Posts archive for: March, 2007
  • Wednesday, evening

    ...today was a relatively good day for me. Why ? I dont know. I did not make great mistakes in the office, and tried to regard the things around me nice, and look the world as a challange, or as a good possibility. Although, i did not manage to finish my task, but it was not my mistake, there were something wrong with my computer..I have a need to read something, as the Metro journal doesnt satisfy my interests. The Times not, either. Perhaps I buy a book this week in a bookstore, near the office, where I work. But what book will I buy ? I dont know..Perhaps I will borrow some video from the shop, or watch a movie on weekend. I have not seen any film, since I am here. I saw the last film from the beginning to the end, when I was still at home, in February. Soon April comes. I am not really interested in television series, such as Friends. They are not my style. Perhaps, the stories are too similar to my life, or everyone's life ? I have only seen some episodes (or parts from episodes), bit it did not arouse my interest. But I am not interested in the super heroes, either.
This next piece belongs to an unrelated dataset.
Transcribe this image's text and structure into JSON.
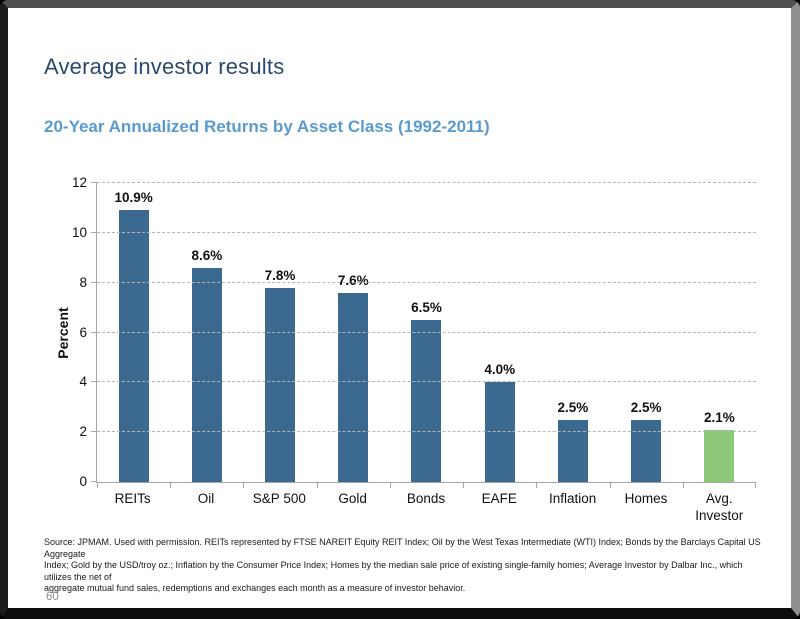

I am interested in the normal people's life, but Friend's stories are too artificial for me. Okey, they are comedies. Fortunately, life is not a comedy. But sometimes it is advised to regard life as funny, but not every time. "Keep balance !"
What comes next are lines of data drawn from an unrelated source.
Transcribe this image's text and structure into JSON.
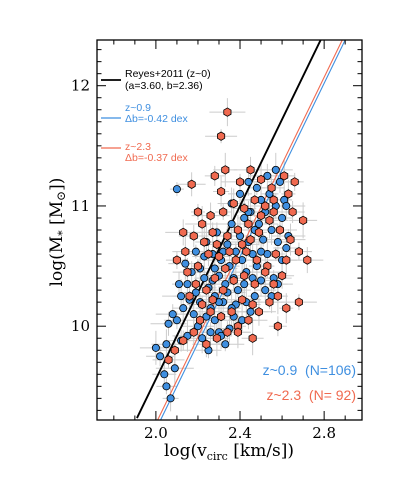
{
  "chart_data": {
    "type": "scatter",
    "xlabel": "log(v",
    "xlabel_sub": "circ",
    "xlabel_tail": " [km/s])",
    "ylabel": "log(M",
    "ylabel_sub": "*",
    "ylabel_tail": " [M",
    "ylabel_end": "])",
    "xlim": [
      1.72,
      2.98
    ],
    "ylim": [
      9.22,
      12.38
    ],
    "xticks": [
      "2.0",
      "2.4",
      "2.8"
    ],
    "yticks": [
      "10",
      "11",
      "12"
    ],
    "colors": {
      "low_z": "#3f8fe0",
      "high_z": "#f06a50",
      "relation": "#000000",
      "errbar": "#cccccc"
    },
    "legend": {
      "reyes_title": "Reyes+2011 (z~0)",
      "reyes_params": "(a=3.60, b=2.36)",
      "low_title": "z~0.9",
      "low_offset": "Δb=-0.42 dex",
      "high_title": "z~2.3",
      "high_offset": "Δb=-0.37 dex"
    },
    "counts": {
      "low": "z~0.9  (N=106)",
      "high": "z~2.3  (N= 92)"
    },
    "relations": [
      {
        "name": "Reyes+2011 (z~0)",
        "slope": 3.6,
        "intercept": 2.36,
        "x_range": [
          1.91,
          2.95
        ]
      },
      {
        "name": "z~0.9",
        "slope": 3.6,
        "intercept": 1.94,
        "x_range": [
          2.0,
          2.95
        ]
      },
      {
        "name": "z~2.3",
        "slope": 3.6,
        "intercept": 1.99,
        "x_range": [
          1.98,
          2.95
        ]
      }
    ],
    "series": [
      {
        "name": "z~0.9",
        "marker": "circle",
        "points": [
          [
            2.1,
            11.14
          ],
          [
            2.06,
            10.02
          ],
          [
            2.0,
            9.82
          ],
          [
            2.02,
            9.75
          ],
          [
            2.04,
            9.6
          ],
          [
            2.05,
            9.5
          ],
          [
            2.07,
            9.4
          ],
          [
            2.09,
            9.65
          ],
          [
            2.12,
            9.88
          ],
          [
            2.15,
            9.92
          ],
          [
            2.1,
            10.05
          ],
          [
            2.13,
            10.15
          ],
          [
            2.16,
            10.22
          ],
          [
            2.11,
            10.35
          ],
          [
            2.18,
            10.1
          ],
          [
            2.2,
            10.0
          ],
          [
            2.22,
            9.9
          ],
          [
            2.19,
            10.28
          ],
          [
            2.23,
            10.4
          ],
          [
            2.25,
            10.32
          ],
          [
            2.17,
            10.45
          ],
          [
            2.14,
            10.52
          ],
          [
            2.26,
            10.15
          ],
          [
            2.28,
            10.25
          ],
          [
            2.3,
            10.42
          ],
          [
            2.27,
            10.6
          ],
          [
            2.24,
            10.7
          ],
          [
            2.29,
            10.78
          ],
          [
            2.31,
            10.55
          ],
          [
            2.33,
            10.35
          ],
          [
            2.32,
            10.2
          ],
          [
            2.35,
            10.5
          ],
          [
            2.34,
            10.68
          ],
          [
            2.36,
            10.85
          ],
          [
            2.38,
            10.62
          ],
          [
            2.37,
            10.4
          ],
          [
            2.39,
            10.3
          ],
          [
            2.41,
            10.55
          ],
          [
            2.4,
            10.75
          ],
          [
            2.42,
            10.9
          ],
          [
            2.44,
            10.7
          ],
          [
            2.43,
            10.45
          ],
          [
            2.45,
            10.95
          ],
          [
            2.46,
            10.6
          ],
          [
            2.47,
            10.8
          ],
          [
            2.48,
            10.5
          ],
          [
            2.49,
            10.85
          ],
          [
            2.5,
            11.05
          ],
          [
            2.51,
            10.72
          ],
          [
            2.52,
            10.95
          ],
          [
            2.53,
            10.6
          ],
          [
            2.54,
            11.1
          ],
          [
            2.55,
            10.8
          ],
          [
            2.56,
            10.4
          ],
          [
            2.57,
            11.0
          ],
          [
            2.58,
            10.7
          ],
          [
            2.59,
            11.2
          ],
          [
            2.6,
            10.9
          ],
          [
            2.61,
            11.05
          ],
          [
            2.62,
            11.0
          ],
          [
            2.63,
            10.75
          ],
          [
            2.58,
            10.35
          ],
          [
            2.55,
            10.25
          ],
          [
            2.52,
            10.3
          ],
          [
            2.5,
            10.38
          ],
          [
            2.47,
            10.25
          ],
          [
            2.45,
            10.12
          ],
          [
            2.43,
            10.2
          ],
          [
            2.41,
            10.05
          ],
          [
            2.39,
            9.95
          ],
          [
            2.37,
            10.08
          ],
          [
            2.35,
            9.98
          ],
          [
            2.33,
            9.85
          ],
          [
            2.3,
            9.95
          ],
          [
            2.28,
            10.05
          ],
          [
            2.26,
            9.95
          ],
          [
            2.24,
            10.08
          ],
          [
            2.21,
            10.2
          ],
          [
            2.21,
            10.48
          ],
          [
            2.28,
            10.48
          ],
          [
            2.32,
            10.62
          ],
          [
            2.36,
            11.02
          ],
          [
            2.4,
            11.1
          ],
          [
            2.44,
            11.2
          ],
          [
            2.48,
            11.15
          ],
          [
            2.53,
            11.25
          ],
          [
            2.57,
            11.3
          ],
          [
            2.6,
            10.55
          ],
          [
            2.62,
            10.65
          ],
          [
            2.46,
            10.4
          ],
          [
            2.42,
            10.35
          ],
          [
            2.38,
            10.18
          ],
          [
            2.34,
            10.28
          ],
          [
            2.3,
            10.2
          ],
          [
            2.27,
            10.38
          ],
          [
            2.23,
            10.58
          ],
          [
            2.19,
            10.62
          ],
          [
            2.15,
            10.35
          ],
          [
            2.12,
            10.25
          ],
          [
            2.08,
            10.1
          ],
          [
            2.05,
            9.85
          ],
          [
            2.25,
            9.8
          ],
          [
            2.31,
            9.92
          ],
          [
            2.36,
            10.15
          ],
          [
            2.44,
            10.95
          ],
          [
            2.5,
            10.62
          ]
        ]
      },
      {
        "name": "z~2.3",
        "marker": "hexagon",
        "points": [
          [
            2.34,
            11.78
          ],
          [
            2.31,
            11.58
          ],
          [
            2.17,
            11.18
          ],
          [
            2.33,
            11.3
          ],
          [
            2.28,
            11.25
          ],
          [
            2.31,
            11.12
          ],
          [
            2.4,
            11.2
          ],
          [
            2.45,
            11.3
          ],
          [
            2.5,
            11.22
          ],
          [
            2.55,
            11.15
          ],
          [
            2.61,
            11.25
          ],
          [
            2.66,
            11.2
          ],
          [
            2.63,
            11.1
          ],
          [
            2.56,
            11.05
          ],
          [
            2.52,
            11.0
          ],
          [
            2.47,
            11.05
          ],
          [
            2.42,
            10.98
          ],
          [
            2.37,
            11.02
          ],
          [
            2.32,
            10.95
          ],
          [
            2.26,
            10.92
          ],
          [
            2.22,
            10.85
          ],
          [
            2.18,
            10.75
          ],
          [
            2.14,
            10.62
          ],
          [
            2.1,
            10.55
          ],
          [
            2.15,
            10.45
          ],
          [
            2.2,
            10.5
          ],
          [
            2.25,
            10.6
          ],
          [
            2.29,
            10.68
          ],
          [
            2.34,
            10.75
          ],
          [
            2.39,
            10.8
          ],
          [
            2.44,
            10.85
          ],
          [
            2.49,
            10.78
          ],
          [
            2.54,
            10.88
          ],
          [
            2.59,
            10.8
          ],
          [
            2.64,
            10.72
          ],
          [
            2.68,
            10.62
          ],
          [
            2.62,
            10.55
          ],
          [
            2.57,
            10.6
          ],
          [
            2.53,
            10.5
          ],
          [
            2.48,
            10.55
          ],
          [
            2.43,
            10.62
          ],
          [
            2.38,
            10.55
          ],
          [
            2.33,
            10.48
          ],
          [
            2.28,
            10.4
          ],
          [
            2.24,
            10.3
          ],
          [
            2.19,
            10.35
          ],
          [
            2.16,
            10.25
          ],
          [
            2.22,
            10.18
          ],
          [
            2.27,
            10.22
          ],
          [
            2.32,
            10.3
          ],
          [
            2.37,
            10.38
          ],
          [
            2.42,
            10.42
          ],
          [
            2.47,
            10.35
          ],
          [
            2.52,
            10.45
          ],
          [
            2.56,
            10.35
          ],
          [
            2.6,
            10.42
          ],
          [
            2.58,
            10.25
          ],
          [
            2.46,
            10.18
          ],
          [
            2.41,
            10.22
          ],
          [
            2.36,
            10.12
          ],
          [
            2.31,
            10.08
          ],
          [
            2.26,
            10.12
          ],
          [
            2.21,
            10.05
          ],
          [
            2.18,
            9.95
          ],
          [
            2.13,
            9.88
          ],
          [
            2.09,
            9.8
          ],
          [
            2.06,
            9.72
          ],
          [
            2.24,
            9.85
          ],
          [
            2.29,
            9.9
          ],
          [
            2.34,
            9.95
          ],
          [
            2.39,
            10.0
          ],
          [
            2.44,
            10.05
          ],
          [
            2.49,
            10.12
          ],
          [
            2.54,
            10.2
          ],
          [
            2.39,
            9.95
          ],
          [
            2.46,
            9.9
          ],
          [
            2.58,
            10.0
          ],
          [
            2.62,
            10.15
          ],
          [
            2.68,
            10.2
          ],
          [
            2.72,
            10.55
          ],
          [
            2.7,
            10.88
          ],
          [
            2.65,
            10.95
          ],
          [
            2.56,
            10.95
          ],
          [
            2.5,
            10.92
          ],
          [
            2.45,
            10.72
          ],
          [
            2.41,
            10.68
          ],
          [
            2.35,
            10.62
          ],
          [
            2.3,
            10.58
          ],
          [
            2.27,
            10.78
          ],
          [
            2.23,
            10.7
          ],
          [
            2.2,
            10.95
          ],
          [
            2.13,
            10.78
          ]
        ]
      }
    ]
  }
}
    Soon I go to the shower. I relax a little before going to sleep. And tomorrow, an other day comes. I have to admit, that my life passes boring nowadays. Sometimes I like it, sometimes not. Really, hardly anything happens to me..I like a bit more excited life, than I have now, but only positive excitements, such as making a trip, making a good talk with a friend, etc. Not the artificial excitements.
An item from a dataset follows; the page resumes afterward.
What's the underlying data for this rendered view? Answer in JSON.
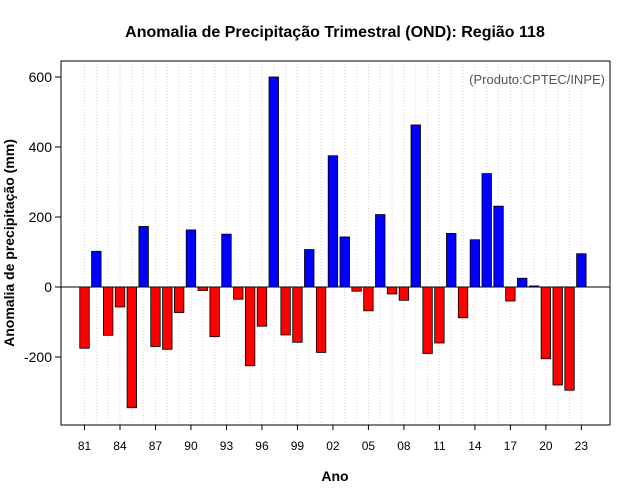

    That is all for today. I go now. Next time !

    Good night !

  • First blogging from England

    ...yes, as I have written it earlier, but of course, at that time I only wished, that it came true, so after a long time of dreaming to go to the UK to work, I arrived. I arrived, and I am here for about 1.5 months here. Well, my feelings regarding this whole "deal" is mixed. Yes, I am glad, for two reasons : first - I came from an Eastern European country to work in the more wealthy UK. second - I did, that I said to myself to do.
    Okey, lets change, and not to talk about the richness of England (my country is also rich, although not in money, but in culture), and not to talk about, what I wanted.
    I work in London, in an office. I like working there. But sometimes I find my days boring. Everyday working, then usually gym. Then eating, and sleeping. Okey, I am with friends from my country here, and work together, but sometimes I feel, that I cant be really accepted here, as I am from EastEurope. I think it from some small sign. Does the english accent matters so much ? Yes, I think, that people prefer Western European people, or USA, or Australian people. To tell the truth, I understand it, as before I came here, i have read in newspapers (in my country), that my country's people in the UK often cheat each other. But me not. Everyone lives his life. Me too.